6098 Sayılı Türk Borçlar Kanunun 155. maddesi hükmü, “Zamanaşımı müteselsil borçlulardan veya bölünemeyen borcun borçlularından birine karşı kesilince, diğerlerine karşı da kesilmiş olur.” kuralını içermektedir. Bu maddeye göre, müteselsil borçlulardan birine karşı zamanaşımının kesilmesi diğer müteselsil borçlulara karşı da zamanaşımını keser. ( 818 Sayılı BK. Mad.134 )

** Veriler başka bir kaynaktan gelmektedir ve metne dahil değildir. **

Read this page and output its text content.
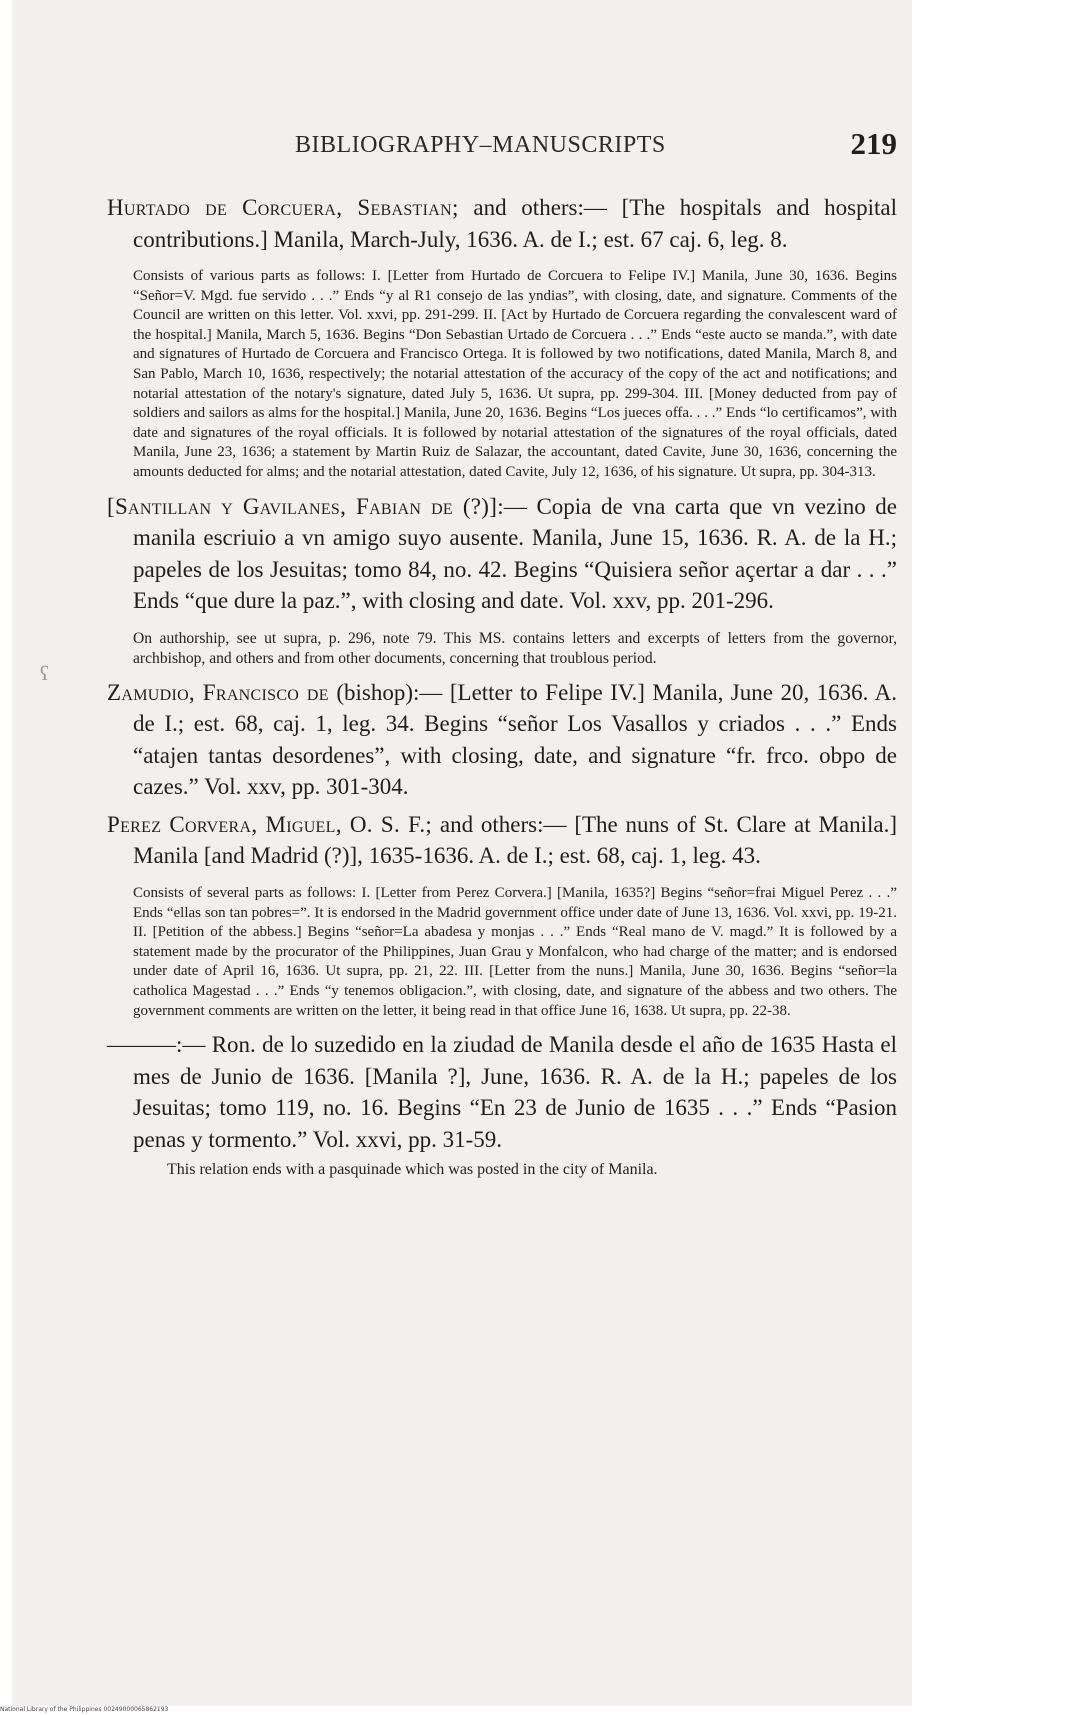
ʕ
BIBLIOGRAPHY–MANUSCRIPTS	219
Hurtado de Corcuera, Sebastian; and others:— [The hospitals and hospital contributions.] Manila, March-July, 1636. A. de I.; est. 67 caj. 6, leg. 8.
Consists of various parts as follows: I. [Letter from Hurtado de Corcuera to Felipe IV.] Manila, June 30, 1636. Begins “Señor=V. Mgd. fue servido . . .” Ends “y al R1 consejo de las yndias”, with closing, date, and signature. Comments of the Council are written on this letter. Vol. xxvi, pp. 291-299. II. [Act by Hurtado de Corcuera regarding the convalescent ward of the hospital.] Manila, March 5, 1636. Begins “Don Sebastian Urtado de Corcuera . . .” Ends “este aucto se manda.”, with date and signatures of Hurtado de Corcuera and Francisco Ortega. It is followed by two notifications, dated Manila, March 8, and San Pablo, March 10, 1636, respectively; the notarial attestation of the accuracy of the copy of the act and notifications; and notarial attestation of the notary's signature, dated July 5, 1636. Ut supra, pp. 299-304. III. [Money deducted from pay of soldiers and sailors as alms for the hospital.] Manila, June 20, 1636. Begins “Los jueces offa. . . .” Ends “lo certificamos”, with date and signatures of the royal officials. It is followed by notarial attestation of the signatures of the royal officials, dated Manila, June 23, 1636; a statement by Martin Ruiz de Salazar, the accountant, dated Cavite, June 30, 1636, concerning the amounts deducted for alms; and the notarial attestation, dated Cavite, July 12, 1636, of his signature. Ut supra, pp. 304-313.
[Santillan y Gavilanes, Fabian de (?)]:— Copia de vna carta que vn vezino de manila escriuio a vn amigo suyo ausente. Manila, June 15, 1636. R. A. de la H.; papeles de los Jesuitas; tomo 84, no. 42. Begins “Quisiera señor açertar a dar . . .” Ends “que dure la paz.”, with closing and date. Vol. xxv, pp. 201-296.
On authorship, see ut supra, p. 296, note 79. This MS. contains letters and excerpts of letters from the governor, archbishop, and others and from other documents, concerning that troublous period.
Zamudio, Francisco de (bishop):— [Letter to Felipe IV.] Manila, June 20, 1636. A. de I.; est. 68, caj. 1, leg. 34. Begins “señor Los Vasallos y criados . . .” Ends “atajen tantas desordenes”, with closing, date, and signature “fr. frco. obpo de cazes.” Vol. xxv, pp. 301-304.
Perez Corvera, Miguel, O. S. F.; and others:— [The nuns of St. Clare at Manila.] Manila [and Madrid (?)], 1635-1636. A. de I.; est. 68, caj. 1, leg. 43.
Consists of several parts as follows: I. [Letter from Perez Corvera.] [Manila, 1635?] Begins “señor=frai Miguel Perez . . .” Ends “ellas son tan pobres=”. It is endorsed in the Madrid government office under date of June 13, 1636. Vol. xxvi, pp. 19-21. II. [Petition of the abbess.] Begins “señor=La abadesa y monjas . . .” Ends “Real mano de V. magd.” It is followed by a statement made by the procurator of the Philippines, Juan Grau y Monfalcon, who had charge of the matter; and is endorsed under date of April 16, 1636. Ut supra, pp. 21, 22. III. [Letter from the nuns.] Manila, June 30, 1636. Begins “señor=la catholica Magestad . . .” Ends “y tenemos obligacion.”, with closing, date, and signature of the abbess and two others. The government comments are written on the letter, it being read in that office June 16, 1638. Ut supra, pp. 22-38.
———:— Ron. de lo suzedido en la ziudad de Manila desde el año de 1635 Hasta el mes de Junio de 1636. [Manila ?], June, 1636. R. A. de la H.; papeles de los Jesuitas; tomo 119, no. 16. Begins “En 23 de Junio de 1635 . . .” Ends “Pasion penas y tormento.” Vol. xxvi, pp. 31-59.
This relation ends with a pasquinade which was posted in the city of Manila.
National Library of the Philippines 00249000065862193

Türk Borçlar Kanununun 160. maddesinde ( 818 Sayılı BK 139 ), zamanaşımından feragat düzenlenmiştir. Anılan maddeye göre, borçlunun zamanaşımı defini ileri sürme hakkından önceden feragati geçersizdir. Önceden feragatten amaç, sözleşme yapılmadan önce veya yapılırken vaki feragattir. Oysa daha sonra vazgeçmenin geçersiz sayılacağına dair yasada herhangi bir hüküm bulunmamaktadır. O sebeple borç zamanaşımına uğradıktan sonra borçlu zamanaşımı defini ileri sürmekten feragat edebilir. Zira, burada doğmuş bir defi hakkından feragat söz konusudur ve hukuken geçerlidir. Bu feragat; borçlunun, ileride dava açılması halinde zamanaşımı definde bulunmayacağını karşılıklı olarak yapılan feragat anlaşmasıyla veya tek yanlı iradesini açıkça bildirmesiyle veyahut bu anlama gelecek iradeye delalet edecek bir işlem yapmasıyla mümkün olabileceği gibi, açılmış bir davada zamanaşımı definde bulunmamasıyla veya defi geri almasıyla da mümkündür.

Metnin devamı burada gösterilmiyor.